Valencia took a hearty draught from the drinks that had long since arrived, buying valuable seconds of thought to shore up a weak spot in her story. They had been pressing each other more and more, each trying to trip the other up on some inconsistency. She had questioned his sword and clothes. He’d explained it away by killing off his father. He wore black in mourning and with slightly watery eyes he had revealed that the sword was a treasured keepsake from the departed man’s mercenary days. In turn he had put the fire to her by asking the details of a trade she did not practice.

Setting her mug back down firmly the vixen managed to provide a list items that wouldn’t have stood out too much amongst the collection of goods likely to be coming into Metamor’s markets at that time of year. She gave herself a handsome profit, gouging both caravans and Keepers well at both ends, put more tactfully to her audience of course. In fact she decided and revealed that the only item she hadn’t been able to unload was the gecko that sat on the table. She thought she saw Jacob start as she included him in the fabrication, but hoped that her opponent hadn’t thought anything of the motion. All and all, she thought things were shaping up nicely, that she’d finally managed to patch her tale up enough that it wasn’t taking on water.

Then she caught the hint of a very small smile on the raccoon’s muzzle, barely even enough to say she saw it for certain. If it had been there, it had been very different than the bemused ones he’d let out so far. If it had existed it had been a smile of a hunter about to dig into its prey. “Well it seems your day is about to get even luckier,” he said. “How much do you want for him?”

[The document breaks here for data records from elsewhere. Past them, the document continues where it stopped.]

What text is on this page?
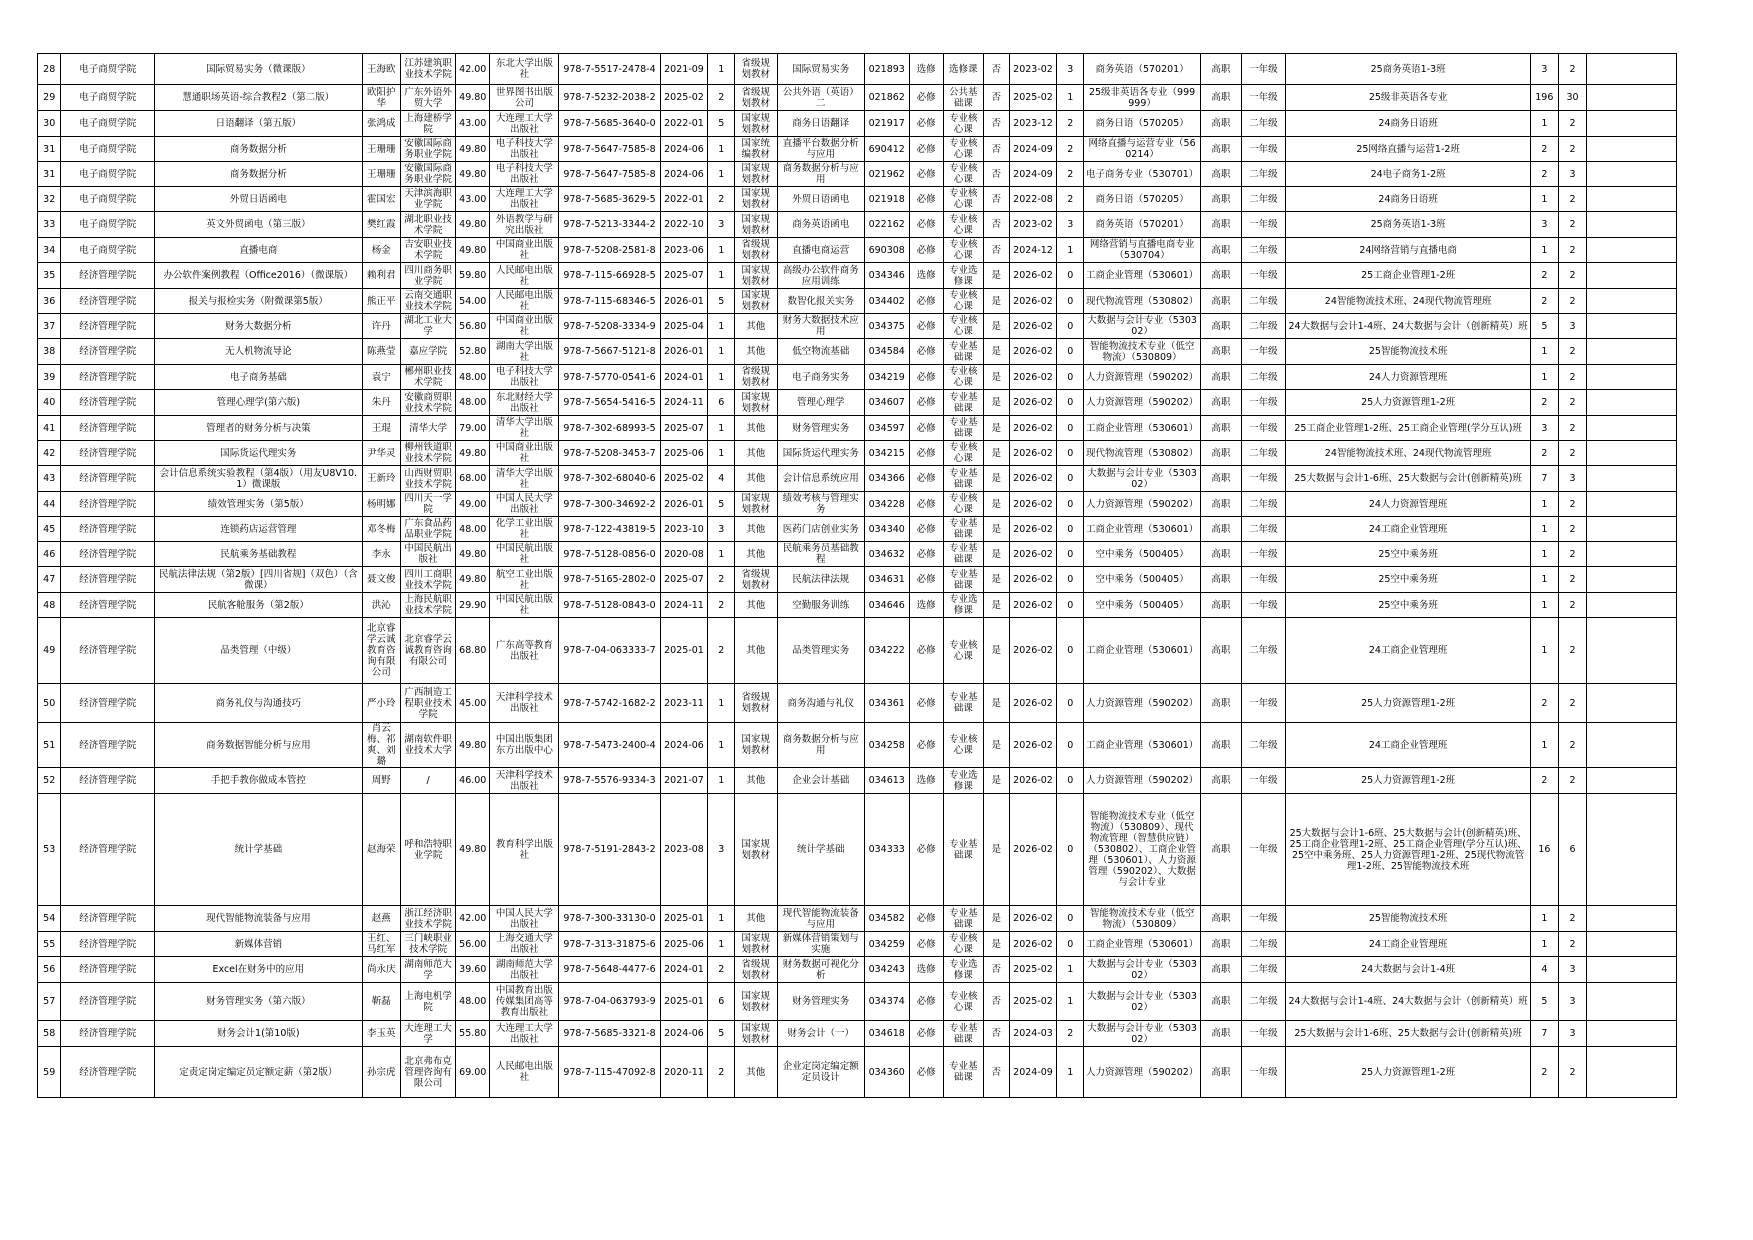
28	电子商贸学院	国际贸易实务（微课版）	王海欧	江苏建筑职业技术学院	42.00	东北大学出版社	978-7-5517-2478-4	2021-09	1	省级规划教材	国际贸易实务	021893	选修	选修课	否	2023-02	3	商务英语（570201）	高职	一年级	25商务英语1-3班	3	2	
29	电子商贸学院	慧通职场英语-综合教程2（第二版）	欧阳护华	广东外语外贸大学	49.80	世界图书出版公司	978-7-5232-2038-2	2025-02	2	省级规划教材	公共外语（英语）二	021862	必修	公共基础课	否	2025-02	1	25级非英语各专业（999999）	高职	一年级	25级非英语各专业	196	30	
30	电子商贸学院	日语翻译（第五版）	张鸿成	上海建桥学院	43.00	大连理工大学出版社	978-7-5685-3640-0	2022-01	5	国家规划教材	商务日语翻译	021917	必修	专业核心课	否	2023-12	2	商务日语（570205）	高职	二年级	24商务日语班	1	2	
31	电子商贸学院	商务数据分析	王珊珊	安徽国际商务职业学院	49.80	电子科技大学出版社	978-7-5647-7585-8	2024-06	1	国家统编教材	直播平台数据分析与应用	690412	必修	专业核心课	否	2024-09	2	网络直播与运营专业（560214）	高职	一年级	25网络直播与运营1-2班	2	2	
31	电子商贸学院	商务数据分析	王珊珊	安徽国际商务职业学院	49.80	电子科技大学出版社	978-7-5647-7585-8	2024-06	1	国家规划教材	商务数据分析与应用	021962	必修	专业核心课	否	2024-09	2	电子商务专业（530701）	高职	二年级	24电子商务1-2班	2	3	
32	电子商贸学院	外贸日语函电	霍国宏	天津滨海职业学院	43.00	大连理工大学出版社	978-7-5685-3629-5	2022-01	2	国家规划教材	外贸日语函电	021918	必修	专业核心课	否	2022-08	2	商务日语（570205）	高职	二年级	24商务日语班	1	2	
33	电子商贸学院	英文外贸函电（第三版）	樊红霞	湖北职业技术学院	49.80	外语教学与研究出版社	978-7-5213-3344-2	2022-10	3	国家规划教材	商务英语函电	022162	必修	专业核心课	否	2023-02	3	商务英语（570201）	高职	一年级	25商务英语1-3班	3	2	
34	电子商贸学院	直播电商	杨金	吉安职业技术学院	49.80	中国商业出版社	978-7-5208-2581-8	2023-06	1	省级规划教材	直播电商运营	690308	必修	专业核心课	否	2024-12	1	网络营销与直播电商专业（530704）	高职	二年级	24网络营销与直播电商	1	2	
35	经济管理学院	办公软件案例教程（Office2016）（微课版）	赖利君	四川商务职业学院	59.80	人民邮电出版社	978-7-115-66928-5	2025-07	1	国家规划教材	高级办公软件商务应用训练	034346	选修	专业选修课	是	2026-02	0	工商企业管理（530601）	高职	一年级	25工商企业管理1-2班	2	2	
36	经济管理学院	报关与报检实务（附微课第5版）	熊正平	云南交通职业技术学院	54.00	人民邮电出版社	978-7-115-68346-5	2026-01	5	国家规划教材	数智化报关实务	034402	必修	专业核心课	是	2026-02	0	现代物流管理（530802）	高职	二年级	24智能物流技术班、24现代物流管理班	2	2	
37	经济管理学院	财务大数据分析	许丹	湖北工业大学	56.80	中国商业出版社	978-7-5208-3334-9	2025-04	1	其他	财务大数据技术应用	034375	必修	专业核心课	是	2026-02	0	大数据与会计专业（530302）	高职	二年级	24大数据与会计1-4班、24大数据与会计（创新精英）班	5	3	
38	经济管理学院	无人机物流导论	陈燕莹	嘉应学院	52.80	湖南大学出版社	978-7-5667-5121-8	2026-01	1	其他	低空物流基础	034584	必修	专业基础课	是	2026-02	0	智能物流技术专业（低空物流）（530809）	高职	一年级	25智能物流技术班	1	2	
39	经济管理学院	电子商务基础	袁宁	郴州职业技术学院	48.00	电子科技大学出版社	978-7-5770-0541-6	2024-01	1	省级规划教材	电子商务实务	034219	必修	专业核心课	是	2026-02	0	人力资源管理（590202）	高职	二年级	24人力资源管理班	1	2	
40	经济管理学院	管理心理学(第六版)	朱丹	安徽商贸职业技术学院	48.00	东北财经大学出版社	978-7-5654-5416-5	2024-11	6	国家规划教材	管理心理学	034607	必修	专业基础课	是	2026-02	0	人力资源管理（590202）	高职	一年级	25人力资源管理1-2班	2	2	
41	经济管理学院	管理者的财务分析与决策	王琨	清华大学	79.00	清华大学出版社	978-7-302-68993-5	2025-07	1	其他	财务管理实务	034597	必修	专业基础课	是	2026-02	0	工商企业管理（530601）	高职	一年级	25工商企业管理1-2班、25工商企业管理(学分互认)班	3	2	
42	经济管理学院	国际货运代理实务	尹华灵	柳州铁道职业技术学院	49.80	中国商业出版社	978-7-5208-3453-7	2025-06	1	其他	国际货运代理实务	034215	必修	专业核心课	是	2026-02	0	现代物流管理（530802）	高职	二年级	24智能物流技术班、24现代物流管理班	2	2	
43	经济管理学院	会计信息系统实验教程（第4版）（用友U8V10.1）微课版	王新玲	山西财贸职业技术学院	68.00	清华大学出版社	978-7-302-68040-6	2025-02	4	其他	会计信息系统应用	034366	必修	专业基础课	是	2026-02	0	大数据与会计专业（530302）	高职	一年级	25大数据与会计1-6班、25大数据与会计(创新精英)班	7	3	
44	经济管理学院	绩效管理实务（第5版）	杨明娜	四川天一学院	49.00	中国人民大学出版社	978-7-300-34692-2	2026-01	5	国家规划教材	绩效考核与管理实务	034228	必修	专业核心课	是	2026-02	0	人力资源管理（590202）	高职	二年级	24人力资源管理班	1	2	
45	经济管理学院	连锁药店运营管理	邓冬梅	广东食品药品职业学院	48.00	化学工业出版社	978-7-122-43819-5	2023-10	3	其他	医药门店创业实务	034340	必修	专业基础课	是	2026-02	0	工商企业管理（530601）	高职	二年级	24工商企业管理班	1	2	
46	经济管理学院	民航乘务基础教程	李永	中国民航出版社	49.80	中国民航出版社	978-7-5128-0856-0	2020-08	1	其他	民航乘务员基础教程	034632	必修	专业基础课	是	2026-02	0	空中乘务（500405）	高职	一年级	25空中乘务班	1	2	
47	经济管理学院	民航法律法规（第2版）[四川省规]（双色）（含微课）	聂文俊	四川工商职业技术学院	49.80	航空工业出版社	978-7-5165-2802-0	2025-07	2	省级规划教材	民航法律法规	034631	必修	专业基础课	是	2026-02	0	空中乘务（500405）	高职	一年级	25空中乘务班	1	2	
48	经济管理学院	民航客舱服务（第2版）	洪沁	上海民航职业技术学院	29.90	中国民航出版社	978-7-5128-0843-0	2024-11	2	其他	空勤服务训练	034646	选修	专业选修课	是	2026-02	0	空中乘务（500405）	高职	一年级	25空中乘务班	1	2	
49	经济管理学院	品类管理（中级）	北京睿学云诚教育咨询有限公司	北京睿学云诚教育咨询有限公司	68.80	广东高等教育出版社	978-7-04-063333-7	2025-01	2	其他	品类管理实务	034222	必修	专业核心课	是	2026-02	0	工商企业管理（530601）	高职	二年级	24工商企业管理班	1	2	
50	经济管理学院	商务礼仪与沟通技巧	严小玲	广西制造工程职业技术学院	45.00	天津科学技术出版社	978-7-5742-1682-2	2023-11	1	省级规划教材	商务沟通与礼仪	034361	必修	专业基础课	是	2026-02	0	人力资源管理（590202）	高职	一年级	25人力资源管理1-2班	2	2	
51	经济管理学院	商务数据智能分析与应用	肖云梅、祁爽、刘璐	湖南软件职业技术大学	49.80	中国出版集团东方出版中心	978-7-5473-2400-4	2024-06	1	国家规划教材	商务数据分析与应用	034258	必修	专业核心课	是	2026-02	0	工商企业管理（530601）	高职	二年级	24工商企业管理班	1	2	
52	经济管理学院	手把手教你做成本管控	周野	/	46.00	天津科学技术出版社	978-7-5576-9334-3	2021-07	1	其他	企业会计基础	034613	选修	专业选修课	是	2026-02	0	人力资源管理（590202）	高职	一年级	25人力资源管理1-2班	2	2	
53	经济管理学院	统计学基础	赵海荣	呼和浩特职业学院	49.80	教育科学出版社	978-7-5191-2843-2	2023-08	3	国家规划教材	统计学基础	034333	必修	专业基础课	是	2026-02	0	智能物流技术专业（低空物流）（530809）、现代物流管理（智慧供应链）（530802）、工商企业管理（530601）、人力资源管理（590202）、大数据与会计专业	高职	一年级	25大数据与会计1-6班、25大数据与会计(创新精英)班、25工商企业管理1-2班、25工商企业管理(学分互认)班、25空中乘务班、25人力资源管理1-2班、25现代物流管理1-2班、25智能物流技术班	16	6	
54	经济管理学院	现代智能物流装备与应用	赵燕	浙江经济职业技术学院	42.00	中国人民大学出版社	978-7-300-33130-0	2025-01	1	其他	现代智能物流装备与应用	034582	必修	专业基础课	是	2026-02	0	智能物流技术专业（低空物流）（530809）	高职	一年级	25智能物流技术班	1	2	
55	经济管理学院	新媒体营销	王红、马红军	三门峡职业技术学院	56.00	上海交通大学出版社	978-7-313-31875-6	2025-06	1	国家规划教材	新媒体营销策划与实施	034259	必修	专业核心课	是	2026-02	0	工商企业管理（530601）	高职	二年级	24工商企业管理班	1	2	
56	经济管理学院	Excel在财务中的应用	尚永庆	湖南师范大学	39.60	湖南师范大学出版社	978-7-5648-4477-6	2024-01	2	省级规划教材	财务数据可视化分析	034243	选修	专业选修课	否	2025-02	1	大数据与会计专业（530302）	高职	二年级	24大数据与会计1-4班	4	3	
57	经济管理学院	财务管理实务（第六版）	靳磊	上海电机学院	48.00	中国教育出版传媒集团高等教育出版社	978-7-04-063793-9	2025-01	6	国家规划教材	财务管理实务	034374	必修	专业核心课	否	2025-02	1	大数据与会计专业（530302）	高职	二年级	24大数据与会计1-4班、24大数据与会计（创新精英）班	5	3	
58	经济管理学院	财务会计1(第10版)	李玉英	大连理工大学	55.80	大连理工大学出版社	978-7-5685-3321-8	2024-06	5	国家规划教材	财务会计（一）	034618	必修	专业基础课	否	2024-03	2	大数据与会计专业（530302）	高职	一年级	25大数据与会计1-6班、25大数据与会计(创新精英)班	7	3	
59	经济管理学院	定责定岗定编定员定额定薪（第2版）	孙宗虎	北京弗布克管理咨询有限公司	69.00	人民邮电出版社	978-7-115-47092-8	2020-11	2	其他	企业定岗定编定额定员设计	034360	必修	专业基础课	否	2024-09	1	人力资源管理（590202）	高职	一年级	25人力资源管理1-2班	2	2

If Valenica had been drinking, she would have spat out her ale. As it was she let her genuine surprise flow seamlessly into her character’s. Having already said she’d been trying to sell Jacob, she couldn’t simply backpedal out of it. She did some quick math and said, “Five gold pieces,” naming an outlandishly high price for something like a pet lizard. When he reached into his purse and withdrew the requested sum she realized she’d been backed into a corner. “That’s quite a lot of money for a farmer to be carrying around,” she observed, stalling for time.

“An inheritance from my late father,” the stranger stated remorsefully. “He was a reptile morph, and in my grief I find your little friend reminds me of him.”

That was it then, game, set, match. She stood up and grabbed the cage and exhaled in a rapid mouthful, “I’msorrybutIreallycan’ttakeadvantageofyouandIhavetogonow,goodbye!” before darting away from the table in as hasty a retreat as she could manage with the crowds.

“I love to win,” the raccoon said, smiling then the smile of predator after the hunt, and raised his mug in toast to his victory as the fox fled.